$f(x)=\frac{1}{x^{\frac{1}{3}}}$
Clearly it is visible that f(x) won't be defined at x=0($-1 \leq0 \leq 1$).
A function $f(x)$ is said to be continuous on a closed interval [a,b] iff
(i)f is continuous on the open interval (a,b)
(ii)$\lim_{x \to a^+}f(x)=f(a)$
(iii)$lim_{x \to b^-}f(x)=f(b)$
In words, f(x) is continous on [a,b] iff it is continous on (a,b) and it is continous at $a$ from the right and at $b$ from the left.

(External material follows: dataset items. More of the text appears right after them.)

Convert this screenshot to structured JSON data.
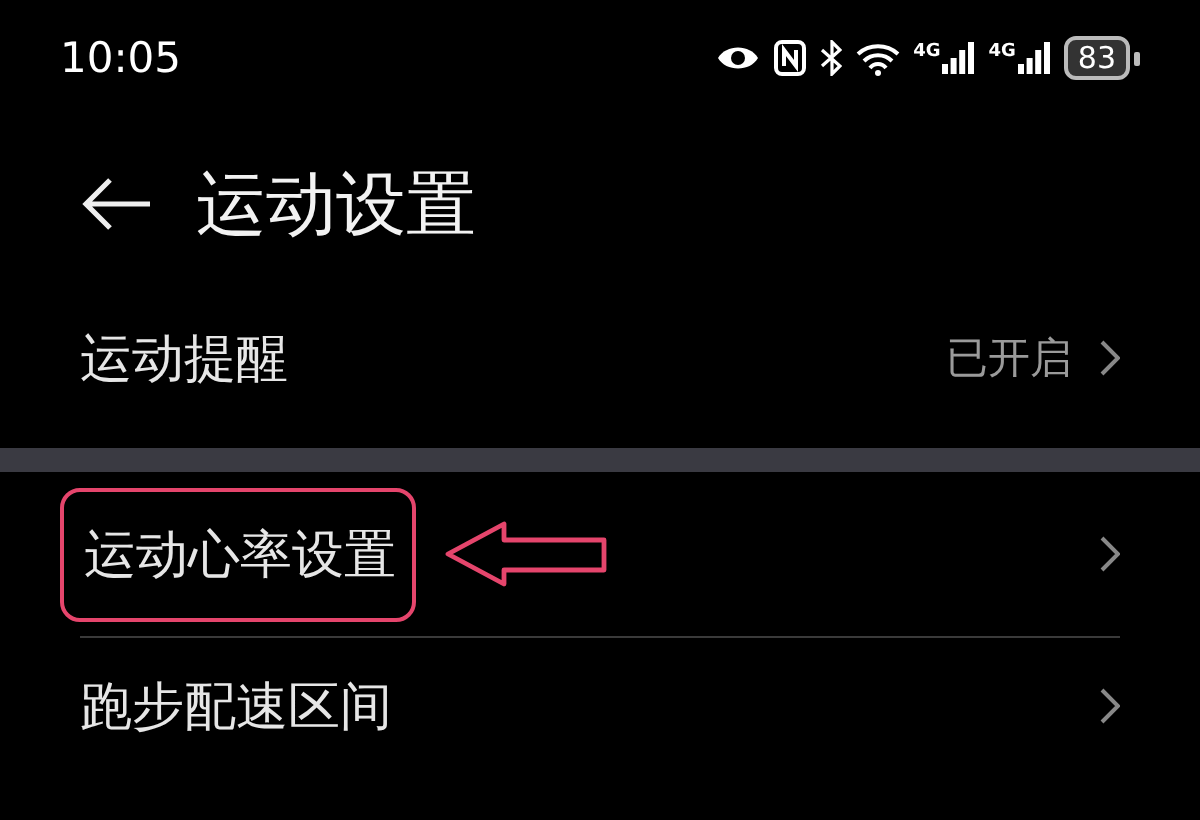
{
  "status_bar": {
    "time": "10:05",
    "signals": [
      {
        "label": "4G"
      },
      {
        "label": "4G"
      }
    ],
    "battery": "83"
  },
  "header": {
    "title": "运动设置"
  },
  "sections": [
    {
      "rows": [
        {
          "label": "运动提醒",
          "value": "已开启",
          "highlighted": false
        }
      ]
    },
    {
      "rows": [
        {
          "label": "运动心率设置",
          "highlighted": true
        },
        {
          "label": "跑步配速区间",
          "highlighted": false
        }
      ]
    }
  ]
}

Since, the function f(x) here fails to satisfy point (1), it is not continous in closed interval [-1,1].For other intervals, you might need to check it.
A bounded function is one, which can be bounded if its set of values is bounded.
In short, it's graph can be bounded by using two lines y=k1 and y=k2 for some constants K1 and K2.
Here no need to check with graph, as $x \to 0$, $f(x) \to \infty$. Not Bounded ofcourse.
From question description it is given that
$A=\int_{-1}^{1}f(x)dx.$
Since, $f(x)$ is not defined at x=0, you need to integrate it piecewise.
$A=\int_{-1}^{0}f(x)dx+\int_{0}^{1}f(x)dx=3$
So, III is true.A is non-zero and finite.
So, option II and III true. (C)